Está mantida a condenação do agente de polícia Derivaldo José de Santana por latrocínio. A decisão é da 1ª Turma do Supremo Tribunal Federal. Santana, que está foragido, foi condenado a 12 anos e seis meses de reclusão.

A defesa de Santana questionou a decisão do Superior Tribunal de Justiça que negou pedido de anulação de processo criminal. Sustentou nulidade absoluta do processo, alegando que a citação do réu foi feita por edital, sem que ele fosse procurado no endereço indicado nos autos. Para a defesa, não foram esgotadas todas as tentativas de localizar o condenado.

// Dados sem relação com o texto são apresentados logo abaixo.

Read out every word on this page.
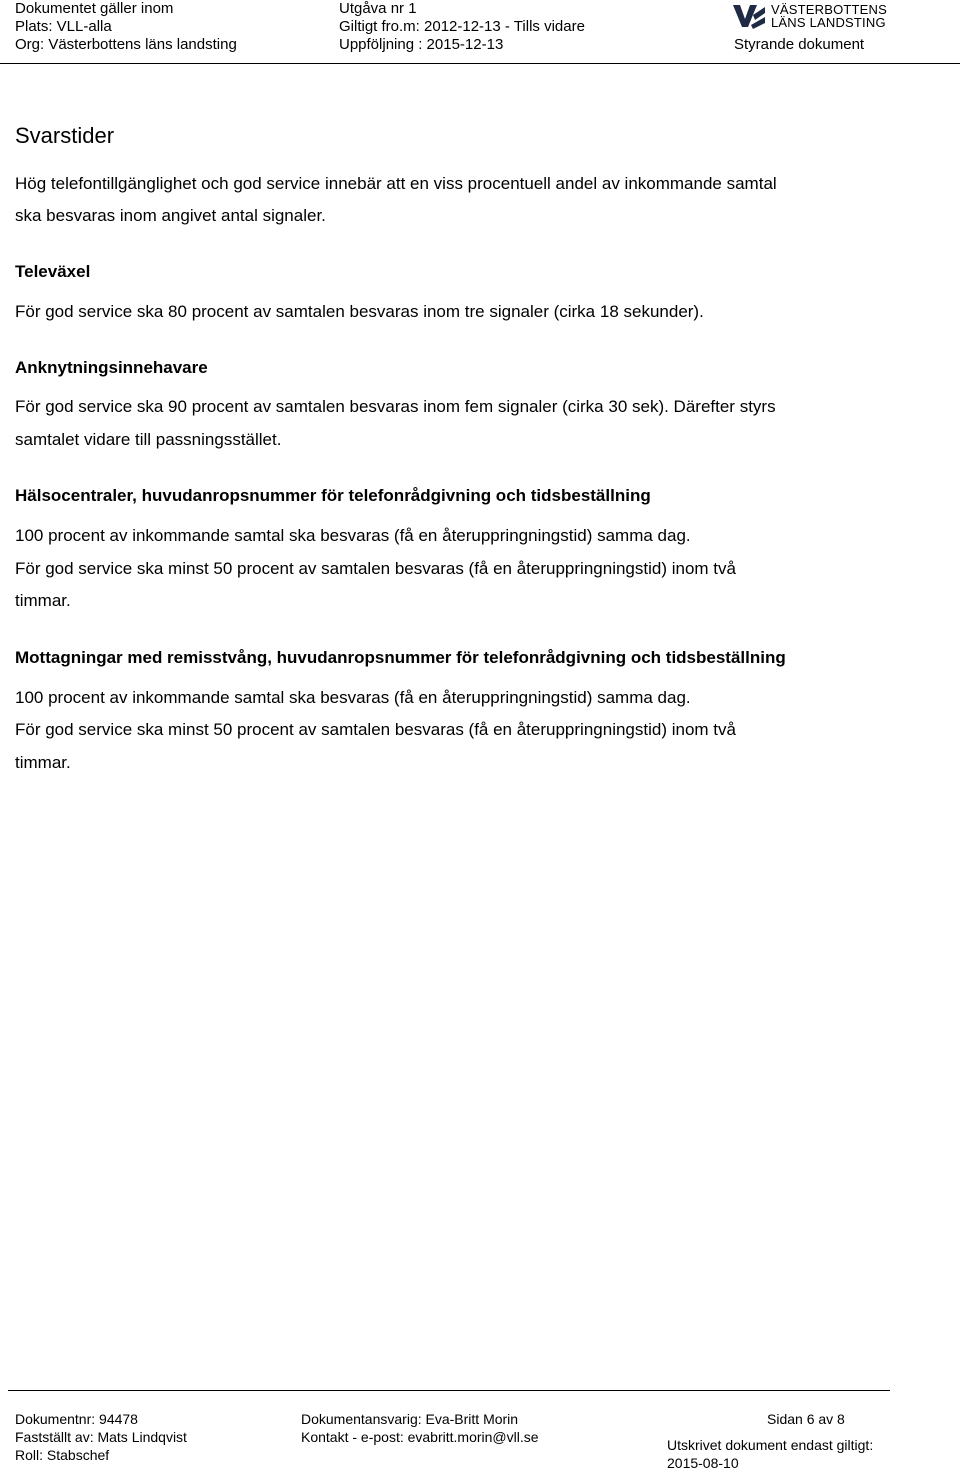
Dokumentet gäller inom
Plats: VLL-alla
Org: Västerbottens läns landsting
Utgåva nr 1
Giltigt fro.m: 2012-12-13 - Tills vidare
Uppföljning : 2015-12-13	Styrande dokument
VÄSTERBOTTENS
LÄNS LANDSTING
Svarstider
Hög telefontillgänglighet och god service innebär att en viss procentuell andel av inkommande samtal
ska besvaras inom angivet antal signaler.
Televäxel
För god service ska 80 procent av samtalen besvaras inom tre signaler (cirka 18 sekunder).
Anknytningsinnehavare
För god service ska 90 procent av samtalen besvaras inom fem signaler (cirka 30 sek). Därefter styrs
samtalet vidare till passningsstället.
Hälsocentraler, huvudanropsnummer för telefonrådgivning och tidsbeställning
100 procent av inkommande samtal ska besvaras (få en återuppringningstid) samma dag.
För god service ska minst 50 procent av samtalen besvaras (få en återuppringningstid) inom två
timmar.
Mottagningar med remisstvång, huvudanropsnummer för telefonrådgivning och tidsbeställning
100 procent av inkommande samtal ska besvaras (få en återuppringningstid) samma dag.
För god service ska minst 50 procent av samtalen besvaras (få en återuppringningstid) inom två
timmar.
Dokumentnr: 94478
Fastställt av: Mats Lindqvist
Roll: Stabschef
Dokumentansvarig: Eva-Britt Morin
Kontakt - e-post: evabritt.morin@vll.se
Sidan 6 av 8
Utskrivet dokument endast giltigt:
2015-08-10
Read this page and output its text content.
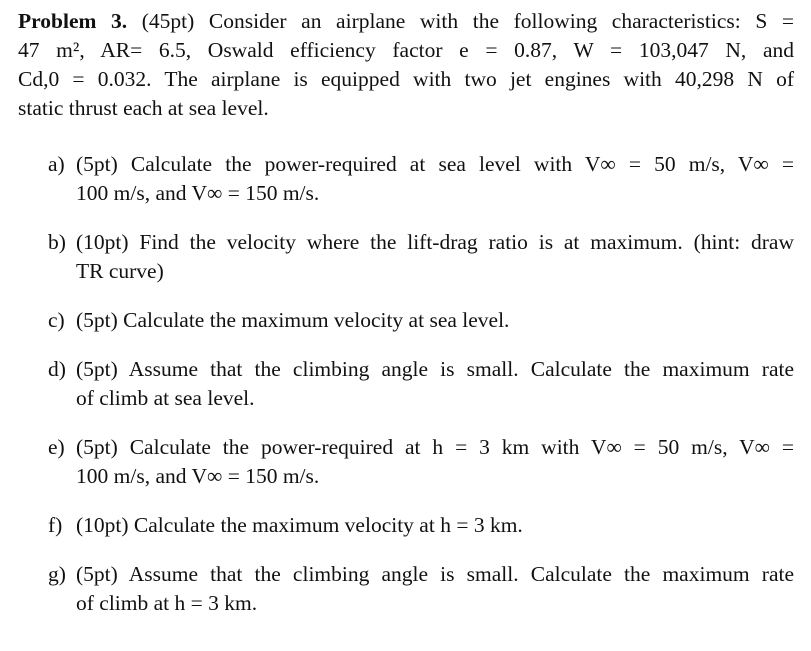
Problem 3. (45pt) Consider an airplane with the following characteristics: S =
47 m², AR= 6.5, Oswald efficiency factor e = 0.87, W = 103,047 N, and
Cd,0 = 0.032. The airplane is equipped with two jet engines with 40,298 N of
static thrust each at sea level.
a) (5pt) Calculate the power-required at sea level with V∞ = 50 m/s, V∞ =
100 m/s, and V∞ = 150 m/s.
b) (10pt) Find the velocity where the lift-drag ratio is at maximum. (hint: draw
TR curve)
c) (5pt) Calculate the maximum velocity at sea level.
d) (5pt) Assume that the climbing angle is small. Calculate the maximum rate
of climb at sea level.
e) (5pt) Calculate the power-required at h = 3 km with V∞ = 50 m/s, V∞ =
100 m/s, and V∞ = 150 m/s.
f) (10pt) Calculate the maximum velocity at h = 3 km.
g) (5pt) Assume that the climbing angle is small. Calculate the maximum rate
of climb at h = 3 km.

O ministro Ricardo Lewandowski, relator da matéria, entendeu que “o acórdão impugnado merece subsistir por seus próprios fundamentos”. De acordo com ele, o artigo 361 do Código de Processo Penal dispõe que o réu, não sendo encontrado, deve ser citado por edital. Por esse motivo, o relator afirmou que o Supremo tem entendido ser válida a citação por edital quando esgotadas as diligências necessárias à localização do réu.

“Não compete ao oficial de Justiça a realização de uma profunda investigação com a finalidade de descobrir o real paradeiro do réu”, ressaltou Lewandowski. Para ele, se o réu não é encontrado, “não há como realmente deixar de citá-lo por edital”.

O ministro destacou que, após análise de cópia da Ação Penal, verificou que foram feitas diversas tentativas de localização do condenado, “valendo-se o oficial de Justiça de informações requeridas junto à Secretaria de Segurança Pública do Estado”. Assim, o relator indeferiu o pedido.

Ficou vencido o ministro Sepúlveda Pertence, que concluiu “não ser diligência extraordinária citar-se o réu num endereço de uma cidade vizinha, onde ele informou residir quando interrogado por autoridade policial”.